Ditinjau Dari Segi Ketenaga kerja
Mempunyai cadangan tenaga kerja yang terampil serta fleksibel karena
terus menerus mau mendalami kemajuan, dan mendapatkan pelatihan dan
penyuluhan yang berkelanjutan, yang sewaktu-waktu dapat dimanfaatkan
didalam sektor industri (industri pertanian—agro industri ataupun sector
lainnya). Transformasi struktural dalam tenaga kerja tersebut dari
sektor pertanian ke sektor yang lain itu merupakan akibat yang wajar
dari peningkatan produktifitas di dalam sektor pertanian.
Kontribusi mekanisasi pertanian untuk tanaman pangan ditandai dengan
meningkatnya kebutuhan tenaga kerja pada pengolahan lahan, karena makin
langkanya tenaga kerja manusia dan ternak pada daerah daerah beririgasi
yang mempunyai intensitas tanam tinggi. Disamping itu, faktor budidaya
tanam padi varietas unggul, memerlukan keserempakan tanam untuk dalam
satu kawasan luas, untuk menghindari serangan hama dan memutus siklus
hama. Oleh karena itu, volume pekerjaan menjadi meningkat waktu
pengolahan lahan singkat sehingga jumlah curahan tenaga kerja untuk
kegiatan tersebut meningkat.
Kasus diatas dibuktikan dengan tingkat pertumbuhan 18% pada traktor, dan
terutama didominasi oleh traktor kecil. Di Jawa, meskipun penduduknya
lebih padat dari pulau pulau lain, populasi traktor pada tahun 2000
mencapai 50% dari total populasi di Indonesia atau sekitar 49,000 unit
dari 101,000 unit. Dari 50% tersebut, propinsi Jawa Barat dengan luas
areal sawah 1.2 juta hektar memiliki populasi traktor terbanyak, diikuti
oleh propinsi Jawa Tengah, kemudian propinsi Jawa Timur .

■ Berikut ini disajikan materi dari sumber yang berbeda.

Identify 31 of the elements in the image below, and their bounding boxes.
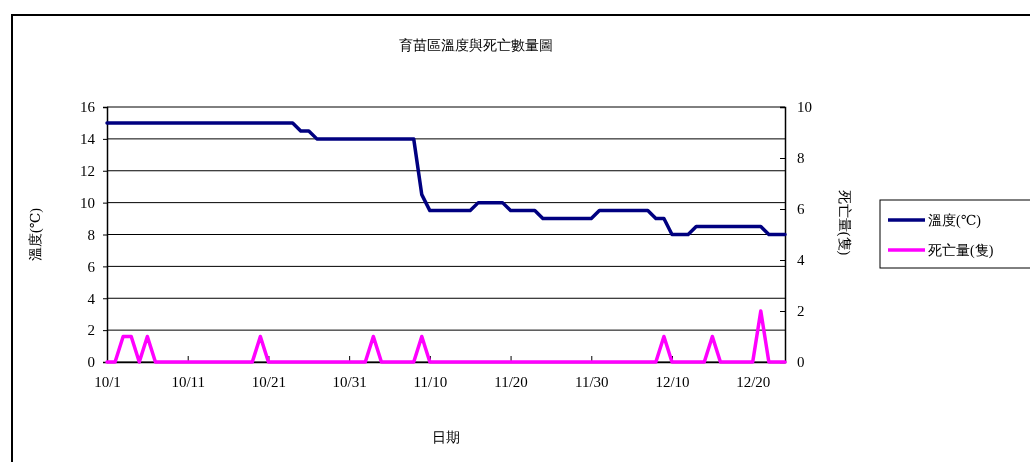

Didaerah lain, traktor makin tahun juga meningkat jumlahnya, terutama
pada daerah daerah yang mempunyai irigasi lebih baik seperti Sulawesi
Selatan, Bali, Sumatera Utara, Sumatera Barat, Aceh, dan Lampung. Namun
demikian belum dapat diduga parameter statistiknya antara perkembangan
traktor dan intensitas tanam disuatu wilayah, namun dapat diduga bahwa
mekanisasi pengolahan lahan akan sangat berkorelasi dengan jumlah lahan
sawah irigasi dan intensitas tanamnya.
Pada kasus perluasan areal tanaman pangan, dapat disebutkan peranan
pompa air irigasi, terutama untuk wilayah wilayah yang mempunyai air
tanah dangkal didaerah Sragen (Jawa Tengah), Ngawi, Kediri, dan Madiun
di Jawa Timur. Pompa air memungkinkan perubahan pola tanam 1 kali
menjadi 2 atau lebih dalam setahun. Peningkatan intensitas tanam
tersebut dimungkinkan karena faktor air sebagai kendala utama dapat
dipecahkan, dan sekaligus meningkatkan kesempatan kerja, karena
bertambahnya jumlah tanaman per tahun. Namun demikian, meskipun input
teknologi pompa air-nya sendiri hanya memberikan margin keuntungan yang
sedikit, karena biaya air tidak sesuai dengan biaya pokok yang harus
ditanggung oleh pompa air (Ditjentan, 1979; Balai Besar, 2000, Ditjen
Tananam Pangan 2000).
Akan tetapi walaupun melimpahnya ketersediaan tenaga kerja di perdesaan
kondusif bagi pertumbuhan sektor pertanian, namun di sisi lain merupakan
beban bagi sektor pertanian karena pendapatan buruh tani dan
produktivitas tenaga kerja sektor pertanian semakin sulit ditingkatkan.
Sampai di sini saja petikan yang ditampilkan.